Unilever’s ice cream brands, such as Wall’s, Magnum, and Ben & Jerry’s, are among the top-selling global ice cream brands, with a combined turnover of €7.9bn (£6.8bn) in 2023.
The separation of the ice cream business will allow Unilever, it said, to become a more focused company, operating across four main business groups: Beauty & Wellbeing, Personal Care, Home Care, and Nutrition.
The separation process is expected to begin immediately, with full separation anticipated by the end of 2025. Unilever will explore various options for separation, including a demerger or sale
Ian Meakins, Chair of Unilever said: “The Board is determined to transform Unilever into a higher-growth, higher-margin business that will deliver consistently for all stakeholders. Improving our performance and sharpening our portfolio are key to delivering the improved results we believe Unilever can achieve.

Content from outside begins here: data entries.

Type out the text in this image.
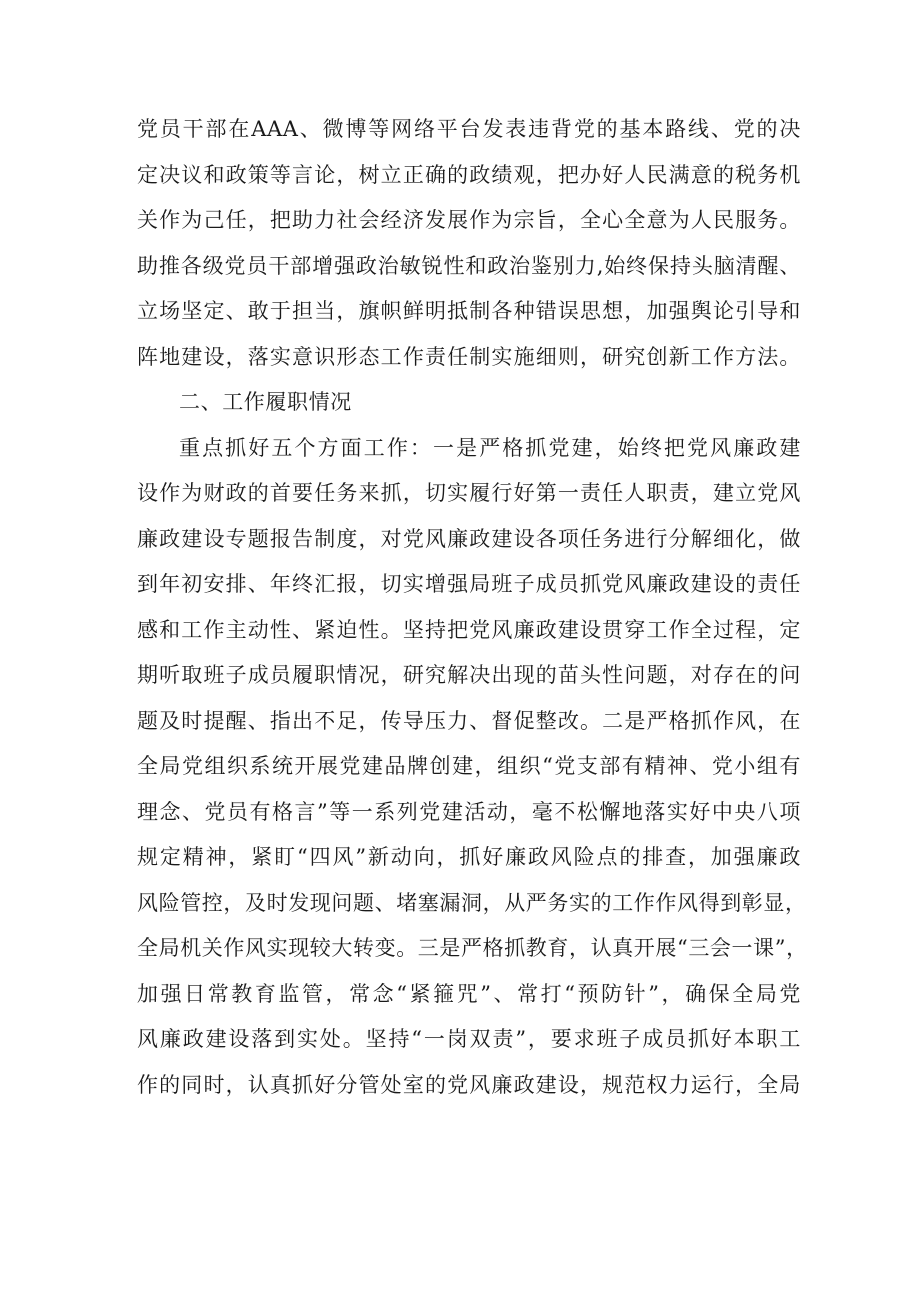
党员干部在AAA、微博等网络平台发表违背党的基本路线、党的决
定决议和政策等言论，树立正确的政绩观，把办好人民满意的税务机
关作为己任，把助力社会经济发展作为宗旨，全心全意为人民服务。
助推各级党员干部增强政治敏锐性和政治鉴别力,始终保持头脑清醒、
立场坚定、敢于担当，旗帜鲜明抵制各种错误思想，加强舆论引导和
阵地建设，落实意识形态工作责任制实施细则，研究创新工作方法。
二、工作履职情况
重点抓好五个方面工作：一是严格抓党建，始终把党风廉政建
设作为财政的首要任务来抓，切实履行好第一责任人职责，建立党风
廉政建设专题报告制度，对党风廉政建设各项任务进行分解细化，做
到年初安排、年终汇报，切实增强局班子成员抓党风廉政建设的责任
感和工作主动性、紧迫性。坚持把党风廉政建设贯穿工作全过程，定
期听取班子成员履职情况，研究解决出现的苗头性问题，对存在的问
题及时提醒、指出不足，传导压力、督促整改。二是严格抓作风，在
全局党组织系统开展党建品牌创建，组织“党支部有精神、党小组有
理念、党员有格言”等一系列党建活动，毫不松懈地落实好中央八项
规定精神，紧盯“四风”新动向，抓好廉政风险点的排查，加强廉政
风险管控，及时发现问题、堵塞漏洞，从严务实的工作作风得到彰显，
全局机关作风实现较大转变。三是严格抓教育，认真开展“三会一课”，
加强日常教育监管，常念“紧箍咒”、常打“预防针”，确保全局党
风廉政建设落到实处。坚持“一岗双责”，要求班子成员抓好本职工
作的同时，认真抓好分管处室的党风廉政建设，规范权力运行，全局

“The separation of Ice Cream and the delivery of the productivity programme will help create a simpler, more focused, and higher performing Unilever. It will also create a world-leading ice cream business, with strong growth prospects and an exciting future as a standalone business.”
The productivity programme is expected to drive €800m (£684m) in total cost savings over the next three years through investment in technology, and offset any operational disruptions resulting from the separation of the ice cream business.
Although the company has hinted at a demerger, all separation routes are still possible according to Matt Britzman, equity analyst at Hargreaves Lansdown.
He said: “Action is what shareholders wanted to see from the new team at the top, and that’s what’s been delivered today. Ice Cream always looked like the odd one out when you compare it to other product lines, and performance has struggled of late.
“It’s not a huge shock to see this move, but it’s something prior management wasn’t able to deliver. Unilever’s not an overly expensive name at the minute so expect markets to react positively to the news, perhaps more due to the decisive action than anything else.”